La taille peut parfois compter. Surtout quand elle devient un enjeu politique. La cérémonie d'investiture de Donald Trump a moins rassemblé moins de monde à Washington que celle d'Obama en 2009. Les photos sont là pour l'attester.

Vexé que les médias américains aient tous relayé cette information, Sean Spicer, le nouveau porte-parole de la Maison Blanche, s'en est pris aux journalistes présents en salle de presse samedi, pour son premier point presse. Une incroyable allocution de cinq minutes, où il a violemment reproché aux médias leur "malhonnêteté", et est reparti, sans prendre de question.

Chiffres faux et bâches fantaisistes

"This was the largest audience to ever witness an inauguration, period" ("Jamais il n'y a eu autant de monde à une inauguration qu'à celle-ci, point final."), a-t-il ainsi expliqué. Pour étayer ses propos, il a expliqué que l'herbe du National Mall était recouverte de bâches en plastique, et que ces dernières ont donné l'illusion qu'il y avait moins de monde.

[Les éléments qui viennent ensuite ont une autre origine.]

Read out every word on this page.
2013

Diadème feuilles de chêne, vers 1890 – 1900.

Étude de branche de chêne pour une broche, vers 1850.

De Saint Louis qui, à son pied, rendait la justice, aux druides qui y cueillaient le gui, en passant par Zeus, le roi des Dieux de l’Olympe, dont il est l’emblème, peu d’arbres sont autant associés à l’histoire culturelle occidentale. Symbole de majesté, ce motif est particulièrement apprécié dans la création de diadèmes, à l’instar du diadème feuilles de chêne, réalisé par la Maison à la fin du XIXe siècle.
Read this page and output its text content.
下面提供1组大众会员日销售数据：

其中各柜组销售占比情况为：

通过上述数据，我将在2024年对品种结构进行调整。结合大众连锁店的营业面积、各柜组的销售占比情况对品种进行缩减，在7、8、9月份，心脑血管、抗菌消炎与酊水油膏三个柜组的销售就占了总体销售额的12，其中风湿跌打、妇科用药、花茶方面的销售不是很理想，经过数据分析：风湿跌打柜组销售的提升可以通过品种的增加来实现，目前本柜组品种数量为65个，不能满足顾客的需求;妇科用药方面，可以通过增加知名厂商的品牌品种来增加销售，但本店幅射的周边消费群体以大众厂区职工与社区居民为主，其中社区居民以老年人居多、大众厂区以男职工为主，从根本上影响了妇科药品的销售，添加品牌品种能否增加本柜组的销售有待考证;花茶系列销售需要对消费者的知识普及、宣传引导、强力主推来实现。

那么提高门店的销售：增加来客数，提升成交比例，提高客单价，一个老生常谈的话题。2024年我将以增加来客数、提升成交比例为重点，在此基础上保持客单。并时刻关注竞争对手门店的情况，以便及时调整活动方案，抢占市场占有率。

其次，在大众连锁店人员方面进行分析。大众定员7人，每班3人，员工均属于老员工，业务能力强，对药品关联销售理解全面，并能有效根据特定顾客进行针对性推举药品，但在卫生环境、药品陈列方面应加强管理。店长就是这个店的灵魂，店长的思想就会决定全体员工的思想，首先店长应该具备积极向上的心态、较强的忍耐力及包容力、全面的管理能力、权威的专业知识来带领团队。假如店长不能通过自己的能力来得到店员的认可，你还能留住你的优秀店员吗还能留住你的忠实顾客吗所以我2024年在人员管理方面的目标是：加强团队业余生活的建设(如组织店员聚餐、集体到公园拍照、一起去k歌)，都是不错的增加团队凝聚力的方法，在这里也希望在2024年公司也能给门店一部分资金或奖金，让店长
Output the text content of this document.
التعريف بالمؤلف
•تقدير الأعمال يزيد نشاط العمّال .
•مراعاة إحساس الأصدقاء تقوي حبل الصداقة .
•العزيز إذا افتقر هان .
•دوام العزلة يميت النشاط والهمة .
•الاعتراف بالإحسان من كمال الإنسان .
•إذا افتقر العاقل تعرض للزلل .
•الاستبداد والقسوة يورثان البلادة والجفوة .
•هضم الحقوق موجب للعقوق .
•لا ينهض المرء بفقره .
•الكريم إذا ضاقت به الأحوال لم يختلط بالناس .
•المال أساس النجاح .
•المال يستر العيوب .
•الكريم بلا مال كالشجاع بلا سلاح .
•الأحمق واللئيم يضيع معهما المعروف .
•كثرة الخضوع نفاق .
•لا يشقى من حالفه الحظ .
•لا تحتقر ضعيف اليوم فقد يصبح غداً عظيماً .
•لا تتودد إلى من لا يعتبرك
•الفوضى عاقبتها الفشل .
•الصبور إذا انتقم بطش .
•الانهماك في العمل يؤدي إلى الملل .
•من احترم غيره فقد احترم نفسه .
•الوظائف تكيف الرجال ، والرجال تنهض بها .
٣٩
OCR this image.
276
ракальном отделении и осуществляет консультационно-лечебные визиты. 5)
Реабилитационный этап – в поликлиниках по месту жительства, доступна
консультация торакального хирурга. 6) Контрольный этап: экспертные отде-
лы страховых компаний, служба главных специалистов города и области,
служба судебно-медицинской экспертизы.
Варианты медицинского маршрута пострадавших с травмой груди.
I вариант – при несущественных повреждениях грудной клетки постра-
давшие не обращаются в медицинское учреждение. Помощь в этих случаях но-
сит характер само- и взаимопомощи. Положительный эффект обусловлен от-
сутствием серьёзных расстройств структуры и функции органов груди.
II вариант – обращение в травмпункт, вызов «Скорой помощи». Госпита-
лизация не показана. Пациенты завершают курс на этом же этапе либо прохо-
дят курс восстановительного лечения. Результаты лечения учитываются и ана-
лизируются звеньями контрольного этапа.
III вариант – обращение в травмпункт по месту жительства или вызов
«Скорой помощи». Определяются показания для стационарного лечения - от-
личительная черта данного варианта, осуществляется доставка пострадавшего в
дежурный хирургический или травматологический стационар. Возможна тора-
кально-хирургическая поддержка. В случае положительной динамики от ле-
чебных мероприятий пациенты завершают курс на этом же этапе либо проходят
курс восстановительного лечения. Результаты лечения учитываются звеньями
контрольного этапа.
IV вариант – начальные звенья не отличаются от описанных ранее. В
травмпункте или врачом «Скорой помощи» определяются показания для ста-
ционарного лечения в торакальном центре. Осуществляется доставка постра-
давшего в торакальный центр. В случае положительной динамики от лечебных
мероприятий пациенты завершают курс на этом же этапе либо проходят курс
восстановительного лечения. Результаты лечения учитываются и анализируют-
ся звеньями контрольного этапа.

Spicer s'est également "appuyé" sur les chiffres du métro de la capitale, expliquant que 420 000 personnes avaient pris le métro ce jour-là. Malheureusement, 48 heures auparavant, le métro de Washington avait publié sur Twitter les comparatifs des trajets lors des différentes inaugurations. Et il se trouve qu'en 2009, pour l'inauguration d'Obama, 513 000 personnes avaient pris le métro. A seulement 11 heures du matin.

"Des faits alternatifs"

L'attitude de Spicer a été critiquée par tous les médias américains. La chaîne d'informations en continu CNN avait d'ailleurs décidé de ne pas retransmettre en direct son intervention. Invitée de Chuck Todd sur la chaîne NBC ce dimanche, Kellyanne Conway, ancienne directrice de campagne de Trump et actuelle conseillère du président, a eu du mal à justifier la sortie de Spicer la veille. Légèrement embarrassée, elle a expliqué que ce dernier avait donné des "faits alternatifs".